1) If you create a new system and you want players to buy into it then it has to be better than what they already have. It must have better coaches (by better I mean more suitable to the specific clientele), you must have better sports science support, it must be an environment where the athletes feel that they can work harder/more efficiently than they currently do and where they feel the staff actually care about them as players and people.

2) You cannot order people to move, athletes compete because they want to win an Olympic medal and they train in the place they feel gives them the best chance to do that. Getting a player to move is about negotiation. You have to convince them them the environment you want them in is better for them. If you don’t they might move but they will never fully commit and believe in the system.

3) You have to implement it gradually. If they had created the BPJI and had made is “all singing, all dancing” then they should have worked on convincing junior players (and their parents) that they should go to the BPJI and not one of the other centres.

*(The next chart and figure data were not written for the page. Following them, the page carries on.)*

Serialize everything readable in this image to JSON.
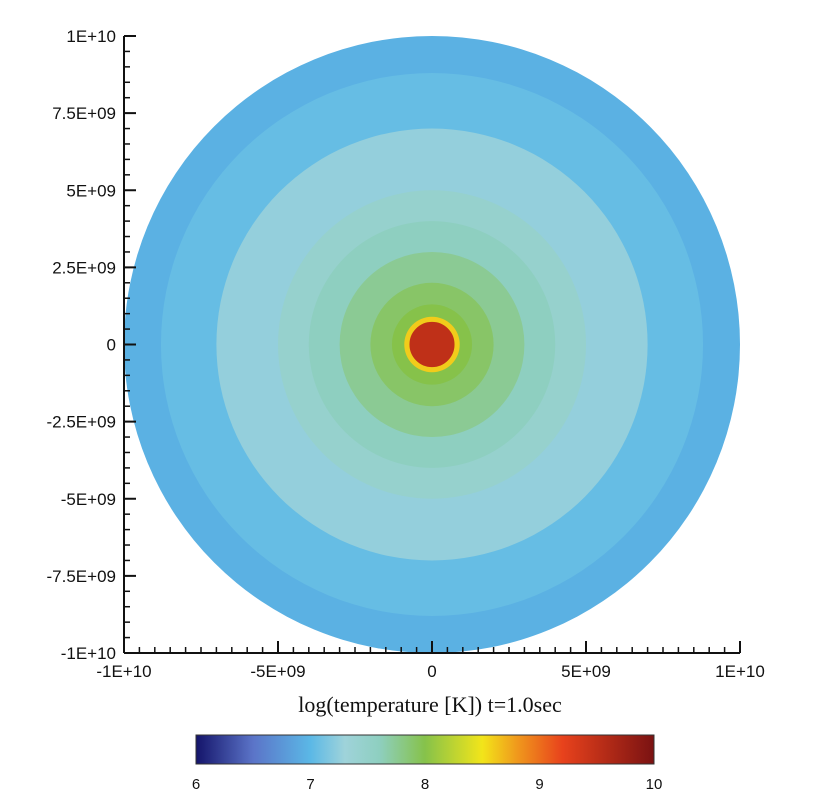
{
  "chart_data": {
    "type": "heatmap",
    "title": "log(temperature [K])  t=1.0sec",
    "x_tick_labels": [
      "-1E+10",
      "-5E+09",
      "0",
      "5E+09",
      "1E+10"
    ],
    "x_tick_values": [
      -10000000000,
      -5000000000,
      0,
      5000000000,
      10000000000
    ],
    "y_tick_labels": [
      "1E+10",
      "7.5E+09",
      "5E+09",
      "2.5E+09",
      "0",
      "-2.5E+09",
      "-5E+09",
      "-7.5E+09",
      "-1E+10"
    ],
    "y_tick_values": [
      10000000000,
      7500000000,
      5000000000,
      2500000000,
      0,
      -2500000000,
      -5000000000,
      -7500000000,
      -10000000000
    ],
    "xlim": [
      -10000000000,
      10000000000
    ],
    "ylim": [
      -10000000000,
      10000000000
    ],
    "field": {
      "center": [
        0,
        0
      ],
      "outer_radius": 10000000000,
      "rings": [
        {
          "r_outer": 10000000000,
          "value": 6.95
        },
        {
          "r_outer": 8800000000,
          "value": 7.05
        },
        {
          "r_outer": 7000000000,
          "value": 7.25
        },
        {
          "r_outer": 5000000000,
          "value": 7.45
        },
        {
          "r_outer": 4000000000,
          "value": 7.6
        },
        {
          "r_outer": 3000000000,
          "value": 7.75
        },
        {
          "r_outer": 2000000000,
          "value": 7.9
        },
        {
          "r_outer": 1300000000,
          "value": 8.0
        },
        {
          "r_outer": 900000000,
          "value": 8.6
        },
        {
          "r_outer": 780000000,
          "value": 9.5
        }
      ]
    },
    "colorbar": {
      "min": 6,
      "max": 10,
      "tick_labels": [
        "6",
        "7",
        "8",
        "9",
        "10"
      ],
      "tick_values": [
        6,
        7,
        8,
        9,
        10
      ],
      "stops": [
        {
          "value": 6.0,
          "color": "#14146a"
        },
        {
          "value": 6.5,
          "color": "#5b74c8"
        },
        {
          "value": 7.0,
          "color": "#5bb8e6"
        },
        {
          "value": 7.3,
          "color": "#9fd3da"
        },
        {
          "value": 7.6,
          "color": "#8ecfc0"
        },
        {
          "value": 8.0,
          "color": "#86c24a"
        },
        {
          "value": 8.5,
          "color": "#f2e51a"
        },
        {
          "value": 8.8,
          "color": "#f09a1c"
        },
        {
          "value": 9.2,
          "color": "#e8421c"
        },
        {
          "value": 10.0,
          "color": "#7a1212"
        }
      ]
    }
  }
}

This would have taken two Olympic cycles and would have meant the BPJI would have been the number one centre of excellence for Rio 2016 but at least it would still be there in 2016, it probably won’t be now.

4) Our athletes need some sort of distraction. This might be some sort of part-time job, probably best is education,this could be higher education but could equally be some sort of apprenticeship or internship. This is part of athletes feeling you care about developing them as individuals but it is also about a longer term understanding of developing British judo. When we went to Beijing we took three coaches (arguably the best in the country) who didn’t even have a degree amongst them, they were all ex players. In Germany you’d be hard pushed to get a high performance coaching role without at least a Masters degree, in Russia you would probably need a PhD and this is the same in many countries around the world. Coaching is complex and coaching is a science, it is applied by an artist but it is a science.I am not suggesting our coaches need exceptionally detailed understanding of physiology, Biomechanics, nutrition, performance analysis, psychology etc but they need to be able to understand and discuss this intellectually with the experts in these fields. We are likely yo keep employing ex players as coaches so we need to educate them.

5) We must embed research into our high performance programme. Is it okay to spend our £7.5m budget the say so of a performance director or a head coach? £7.5m on spent on opinion! The opinion of 2-5 people! Could you imagine this in the NHS, social work, the military, government etc? No, spending on this level should be based upon research, our players should be prepared using the most up to date research we can generate.

So going back to my original question, is the programme really centralised? Well Ratho is now deemed a centre of excellence or BPJI 2 or whatever it is being called. This came about quite simply because they have the a very high number of the best players in the country and basically they refused to move. We have a large number of players a Camberley, they are forced to attend the BPJI regularly, possibly victims of the proximity to Dartford. There is no doubt in my mind the majority feel they have to do extra hours at Camberley to make up for the time they feel they waste at the BPJI. Then we have Bath, I will discuss coaching philosophy in a later post, but the head coach at Bath and the GB head coach have very opposing philosophies to coaching and this means Bath players are often victims of politics despite being some of the best players in the country.

I had some other things I want to write but this post is getting too long so I will end here, I would like to point out the the BPJI has actually been very good for me personally. I live only 1hr away, I can take players from my club there to train for free, I am sent the program and can turn up whenever I want with my players for a session, I think this is excellent.